Q&R pour le tuteur IA
Q : En quoi la relation thérapeutique est-elle différente en psychiatrie par rapport aux soins somatiques ? R : En soins somatiques, la relation thérapeutique accompagne un acte technique (soin de plaie, administration d'un médicament) et s'inscrit souvent dans une durée limitée. En psychiatrie, la relation est l'acte thérapeutique principal : c'est par la qualité de la relation que le soin devient possible. Elle s'inscrit dans le temps long, elle est souvent complexifiée par les symptômes (méfiance, anosognosie, altérations du langage), et elle requiert un travail permanent de réflexivité de la part du soignant, notamment via la supervision.
Q : Qu'est-ce que la contenance et comment se distingue-t-elle de la contention ? R : La contenance est une posture relationnelle et institutionnelle : la capacité du soignant et de l'équipe à accueillir les débordements émotionnels ou comportementaux du patient (agitation, cris, désorganisation) sans être submergés, en maintenant un cadre stable et bienveillant. Elle repose sur la solidité du cadre, la stabilité émotionnelle du soignant et la cohésion d'équipe. La contention est un acte physique de restriction de mouvement, réservé à des situations de danger immédiat, strictement encadré réglementairement, décidé par le médecin. Confondre les deux conduirait à utiliser la force là où la posture relationnelle suffisait, ou inversement à ne pas agir quand la sécurité l'exige.

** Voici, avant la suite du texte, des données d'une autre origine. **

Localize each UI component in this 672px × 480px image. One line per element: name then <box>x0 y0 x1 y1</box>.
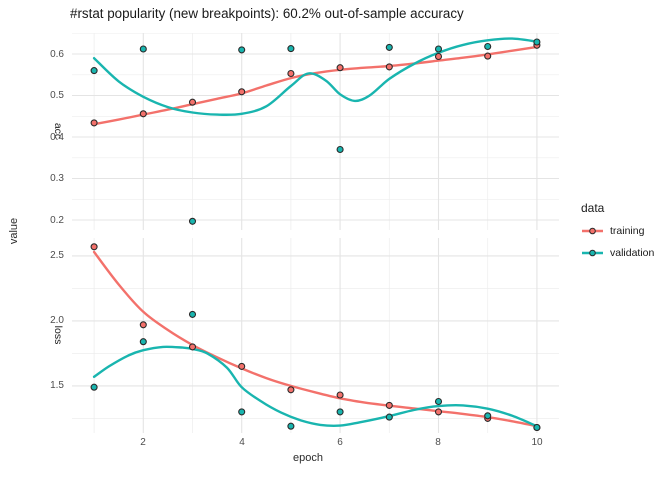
point-validation <box>287 45 295 53</box>
y-tick-label: 2.5 <box>50 250 64 261</box>
y-tick-label: 1.5 <box>50 380 64 391</box>
point-training <box>139 321 147 329</box>
point-training <box>238 88 246 96</box>
point-validation <box>336 408 344 416</box>
point-validation <box>434 397 443 406</box>
x-tick-label: 10 <box>531 437 543 448</box>
point-validation <box>188 217 197 225</box>
x-tick-label: 4 <box>239 437 245 448</box>
point-validation <box>484 412 492 420</box>
point-training <box>287 386 295 394</box>
point-validation <box>385 43 393 51</box>
point-validation <box>238 46 246 54</box>
smooth-line-training <box>92 45 539 126</box>
legend-label-validation: validation <box>610 247 655 259</box>
legend-label-training: training <box>610 225 645 237</box>
smooth-line-training <box>92 250 539 428</box>
y-tick-label: 0.4 <box>50 132 64 143</box>
point-validation <box>385 413 393 421</box>
point-training <box>287 69 295 78</box>
point-validation <box>434 45 443 53</box>
y-tick-label: 0.3 <box>50 173 64 184</box>
point-validation <box>484 42 492 51</box>
point-training <box>385 401 393 409</box>
point-validation <box>90 67 98 75</box>
x-tick-label: 2 <box>140 437 146 448</box>
y-tick-label: 2.0 <box>50 315 64 326</box>
legend-key-training <box>582 227 603 235</box>
point-validation <box>287 422 295 430</box>
panel-acc <box>72 33 559 230</box>
point-validation <box>139 45 147 53</box>
legend-title: data <box>581 201 605 215</box>
point-training <box>188 343 197 351</box>
x-tick-label: 8 <box>435 437 441 448</box>
legend-key-validation <box>582 249 603 257</box>
chart-title: #rstat popularity (new breakpoints): 60.… <box>70 6 464 21</box>
smooth-line-validation <box>92 345 539 428</box>
x-axis-title: epoch <box>293 452 323 464</box>
point-validation <box>533 423 541 432</box>
point-training <box>385 63 393 71</box>
x-tick-label: 6 <box>337 437 343 448</box>
point-training <box>139 110 147 118</box>
point-training <box>434 408 443 416</box>
point-training <box>188 98 197 106</box>
point-validation <box>336 145 344 154</box>
y-tick-label: 0.2 <box>50 215 64 226</box>
point-training <box>336 391 344 399</box>
point-validation <box>90 383 98 391</box>
legend-entry-validation: validation <box>581 246 654 260</box>
point-training <box>434 52 443 61</box>
point-training <box>90 119 98 127</box>
point-training <box>238 362 246 370</box>
y-tick-label: 0.6 <box>50 49 64 60</box>
legend: data training validation <box>581 201 654 268</box>
point-training <box>484 52 492 60</box>
point-validation <box>533 38 541 46</box>
panel-loss <box>72 238 559 433</box>
legend-entry-training: training <box>581 224 654 238</box>
y-tick-label: 0.5 <box>50 90 64 101</box>
point-training <box>336 64 344 72</box>
point-validation <box>188 310 197 318</box>
point-validation <box>238 408 246 416</box>
smooth-line-validation <box>92 37 539 117</box>
point-training <box>90 243 98 251</box>
point-validation <box>139 338 147 346</box>
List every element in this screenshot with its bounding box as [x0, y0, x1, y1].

Q : Que sont les soins psychiatriques sans consentement et comment l'IDE maintient-il la relation dans ce cadre ? R : Les soins psychiatriques sans consentement comprennent les SPDT (soins à la demande d'un tiers, sur demande d'un proche ou décision du médecin) et les SDRE (sur décision du représentant de l'État, en cas de trouble à l'ordre public ou de danger imminent), encadrés par la loi du 5 juillet 2011 modifiée. L'hospitalisation sous contrainte crée une tension majeure dans la relation. L'IDE maintient l'alliance en expliquant clairement les raisons de la mesure, en différenciant la décision légale de la relation personnelle, en maintenant le respect et la dignité du patient, et en travaillant avec l'équipe vers un allègement progressif de la contrainte dès que l'état du patient le permet.
Q : Qu'est-ce que le contre-transfert et pourquoi est-il important en pratique infirmière en psychiatrie ? R : Le contre-transfert désigne les réactions émotionnelles du soignant envers le patient, induites par les comportements, le vécu ou la personnalité de ce dernier. Par exemple : un soignant peut ressentir de la pitié excessive, de la colère, de la fascination ou de l'irritation face à certains patients. En psychiatrie, le contre-transfert est inévitable et informatif : il constitue une donnée clinique précieuse si le soignant en est conscient (il peut révéler quelque chose du monde intérieur du patient). Il devient problématique s'il n'est pas identifié : le soignant peut alors prendre des décisions biaisées à l'insu de lui-même. La supervision clinique et l'analyse des pratiques sont les espaces où ce travail de conscientisation est réalisé.